Robinson et al. compared the SBT with in vitro TKA and CB in patients receiving multiple antimicrobial combinations for endocarditis, osteomyelitis or severe septicaemia. Compared to CB assay, SBT detected synergy in 3/10 tests while CB detected synergy in 2/10 tests. One antagonistic combination detected by SBT was determined as synergistic by CB, while two of the synergistic combinations by SBT were determined as antagonistic by CB. TKA detected more number of synergy than either SBT or CB (6/10 at 0.5 × MBC and 5/10 at 1 × MBC). There was no concordance among the three methods when strict definitions are used. However, for four additive combinations tested by SBT, results of synergy or indifference were achieved in the TKA and CB.

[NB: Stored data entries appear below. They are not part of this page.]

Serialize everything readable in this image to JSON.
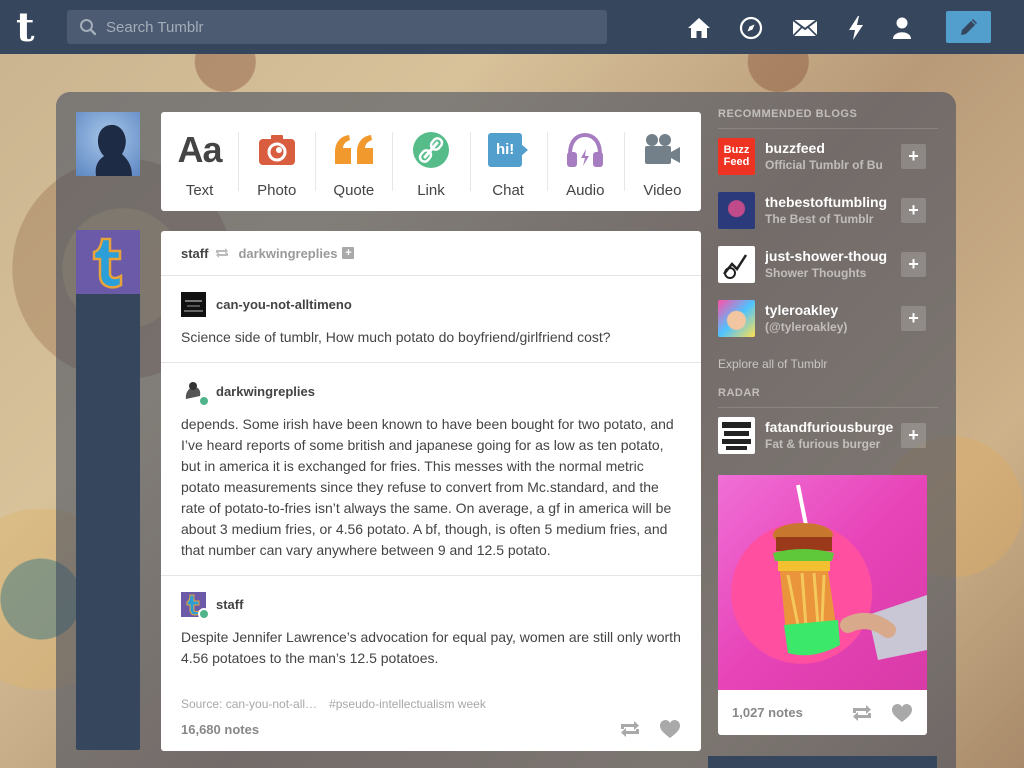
{
  "topbar": {
    "logo": "t",
    "search_placeholder": "Search Tumblr",
    "icons": [
      "home-icon",
      "explore-compass-icon",
      "inbox-mail-icon",
      "activity-lightning-icon",
      "account-person-icon",
      "compose-pencil-icon"
    ]
  },
  "post_types": [
    {
      "label": "Text",
      "icon": "text-icon",
      "glyph": "Aa",
      "color": "#444444"
    },
    {
      "label": "Photo",
      "icon": "camera-icon",
      "color": "#d95e40"
    },
    {
      "label": "Quote",
      "icon": "quote-icon",
      "glyph": "66",
      "color": "#f2992e"
    },
    {
      "label": "Link",
      "icon": "link-icon",
      "color": "#56bc8a"
    },
    {
      "label": "Chat",
      "icon": "chat-icon",
      "glyph": "hi!",
      "color": "#529ecc"
    },
    {
      "label": "Audio",
      "icon": "headphones-icon",
      "color": "#a77dc2"
    },
    {
      "label": "Video",
      "icon": "video-camera-icon",
      "color": "#748089"
    }
  ],
  "post": {
    "author": "staff",
    "reblogged_from": "darkwingreplies",
    "trail": [
      {
        "name": "can-you-not-alltimeno",
        "text": "Science side of tumblr, How much potato do boyfriend/girlfriend cost?"
      },
      {
        "name": "darkwingreplies",
        "text": "depends. Some irish have been known to have been bought for two potato, and I’ve heard reports of some british and japanese going for as low as ten potato, but in america it is exchanged for fries. This messes with the normal metric potato measurements since they refuse to convert from Mc.standard, and the rate of potato-to-fries isn’t always the same. On average, a gf in america will be about 3 medium fries, or 4.56 potato. A bf, though, is often 5 medium fries, and that number can vary anywhere between 9 and 12.5 potato."
      },
      {
        "name": "staff",
        "text": "Despite Jennifer Lawrence’s advocation for equal pay, women are still only worth 4.56 potatoes to the man’s 12.5 potatoes."
      }
    ],
    "source": "Source: can-you-not-all…",
    "tags": "#pseudo-intellectualism week",
    "notes": "16,680 notes"
  },
  "sidebar": {
    "recommended_title": "RECOMMENDED BLOGS",
    "blogs": [
      {
        "name": "buzzfeed",
        "subtitle": "Official Tumblr of Bu",
        "avatar_text": "Buzz\nFeed",
        "color": "#ee3322"
      },
      {
        "name": "thebestoftumbling",
        "subtitle": "The Best of Tumblr",
        "color": "#3a4a8c"
      },
      {
        "name": "just-shower-thoug",
        "subtitle": "Shower Thoughts",
        "color": "#ffffff"
      },
      {
        "name": "tyleroakley",
        "subtitle": "(@tyleroakley)",
        "color": "#6a4aa8"
      }
    ],
    "explore": "Explore all of Tumblr",
    "radar_title": "RADAR",
    "radar": {
      "name": "fatandfuriousburge",
      "subtitle": "Fat & furious burger",
      "notes": "1,027 notes"
    },
    "follow_label": "+"
  }
}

Technical difficulties encountered with SBT include difficulty in measuring the drug-f concentration and the need to compare SBT following removal of the antimicrobials from the sample to exclude bactericidal effect due to complement or other inhibitors in the sample.
In vivo models
In vivo studies are essential for the translation of in vitro combination testing data to clinical trials for implementation in the clinical setting. The in vitro methods does not consider the following factors: pharmacokinetics of the antimicrobials in combination, difference in the route of delivery, humoral and cellular immunity of the host, site of involvement, inoculum of the organism at the infected site, virulence factors of the organism and continuous changing concentration of the antimicrobials as single agent and relative to one another (changing ratio of drug concentration). Animal model studies may confirm or contradict in vitro findings based on the PD properties of the antimicrobial agents as well as the host immune response. In addition, in vivo models are necessary to determine the optimum dosing strategy.

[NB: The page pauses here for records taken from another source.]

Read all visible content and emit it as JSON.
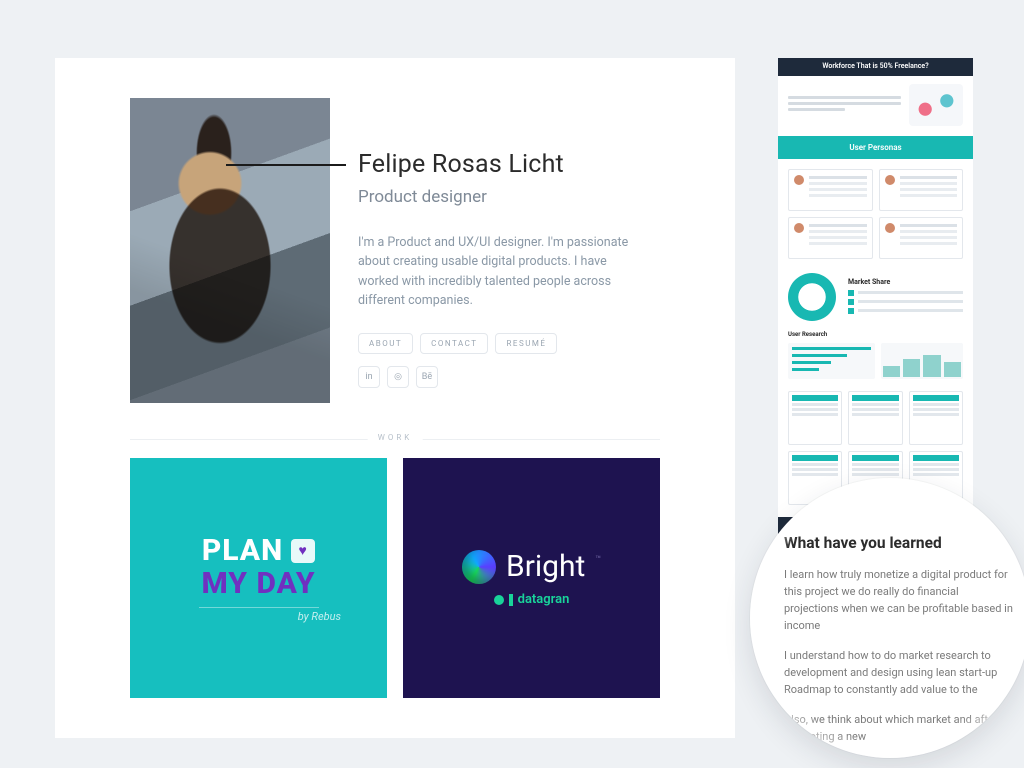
{
  "profile": {
    "name": "Felipe Rosas Licht",
    "role": "Product designer",
    "bio": "I'm a Product and UX/UI designer. I'm passionate about creating usable digital products. I have worked with incredibly talented people across different companies.",
    "links": {
      "about": "ABOUT",
      "contact": "CONTACT",
      "resume": "RESUMÉ"
    },
    "socials": {
      "linkedin": "in",
      "pinterest": "◎",
      "behance": "Bē"
    }
  },
  "section_label": "WORK",
  "tiles": {
    "plan": {
      "line1": "PLAN",
      "line2": "MY DAY",
      "by": "by Rebus",
      "icon": "♥"
    },
    "bright": {
      "name": "Bright",
      "tm": "™",
      "sub": "datagran"
    }
  },
  "side_preview": {
    "top_banner": "Workforce That is 50% Freelance?",
    "section": "User Personas",
    "market_share_label": "Market Share",
    "user_research_label": "User Research"
  },
  "lens": {
    "heading": "What have you learned",
    "p1": "I learn how truly monetize a digital product for this project we do really do financial projections when we can be profitable based in income",
    "p2": "I understand how to do market research to development and design using lean start-up Roadmap to constantly add value to the",
    "p3": "Also, we think about which market and after promoting a new"
  }
}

To better simulate the in vivo conditions, various experimental models of infection have been used. Synergy between different drug combinations is determined by statistically significant survival rate or organism load reduction in the combination therapy compared to the most active single-drug regimen. However, using these criteria, additive effect cannot be differentiated from a synergistic activity. Fantin and Carbon suggested to define in vivo synergy as 'a significant bactericidal effect of the drug combination in comparison with the sum of the bactericidal effect of each agent alone in comparison with the effect in untreated animal'.

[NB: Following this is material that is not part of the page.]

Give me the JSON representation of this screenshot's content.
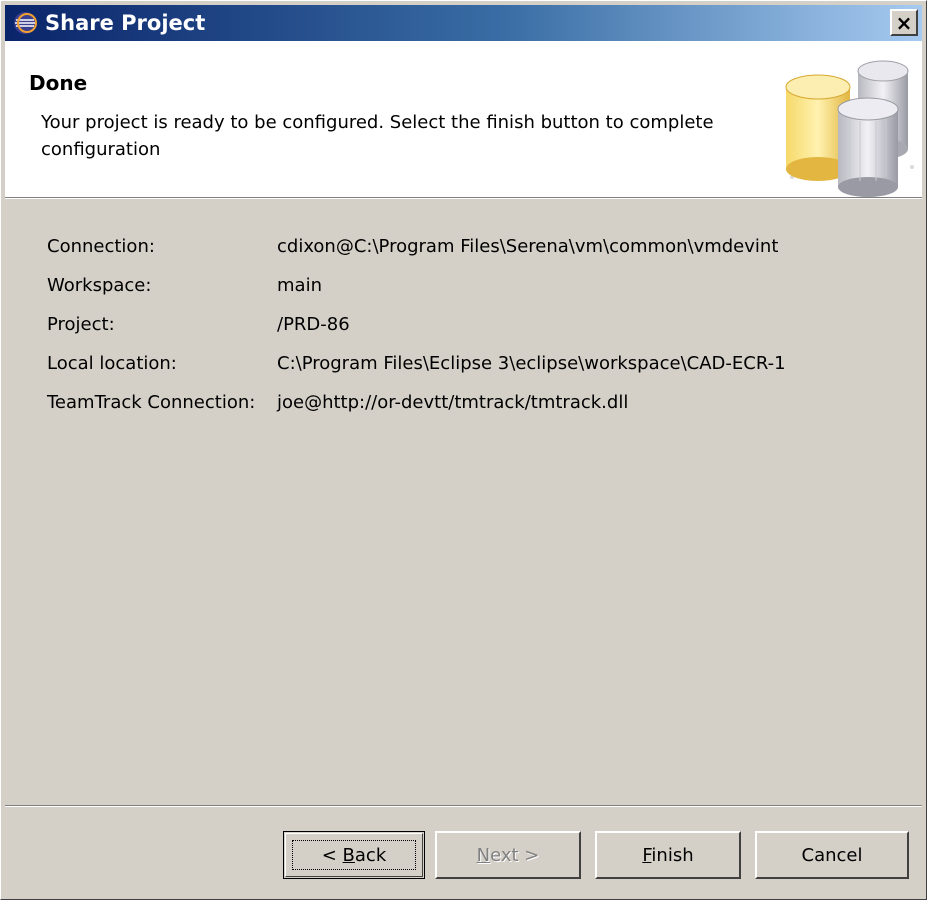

For the mouse pneumonia model, the organisms are inoculated intranasal and kept in hyperoxic condition. For a systemic infection model, organisms are inoculated intraperitoneally in neutropenic mice. Due to ethical and technical considerations, invertebrate models of infections have become an attractive option to study pathogenesis.In vivo models involving larva of Galleria mellonella (wax moth) has been used for the study of antimicrobial efficacy as infection in this model is amenable to treatment. Hornsey and Wareham demonstrated combination of colistin and vancomycin to be highly effective (>90%) in protecting the larva against infection with both a susceptible and a blaOXA-23 producing-resistant strain of A. baumannii which showed synergism in vitro by CB assay. On the other hand, combination of colistin and teicoplanin was more effective in controlling infection by the susceptible strain than the resistant strain. Monotherapy with vancomycin also showed in vivo activity. This has been postulated to be due to ability of vancomycin to enhance the immune response in the larva. O'Hara et al. reported a significant improvement in the survival of larva using combinations of doripenem and vancomycin and triple combination of colistin, doripenem and vancomycin in colistin-resistant A. baumannii infection. In the same experiment, TKA did not demonstrate synergy with doripenem and vancomycin combination. Hornsey et al. also demonstrated the synergistic activity of telavancin and colistin against A. baumannii. In spite of its good turnaround time (96 h), simplicity of procedures and clearly defined endpoints, results obtained in the invertebrate model need to be confirmed in vertebrate model as this model may not reflect the exact mammalian in vivo milieu.
Comparison of different methods of detection of synergy
[Table 1] summarises the relative merits and demerits of the different methods for determination of synergy.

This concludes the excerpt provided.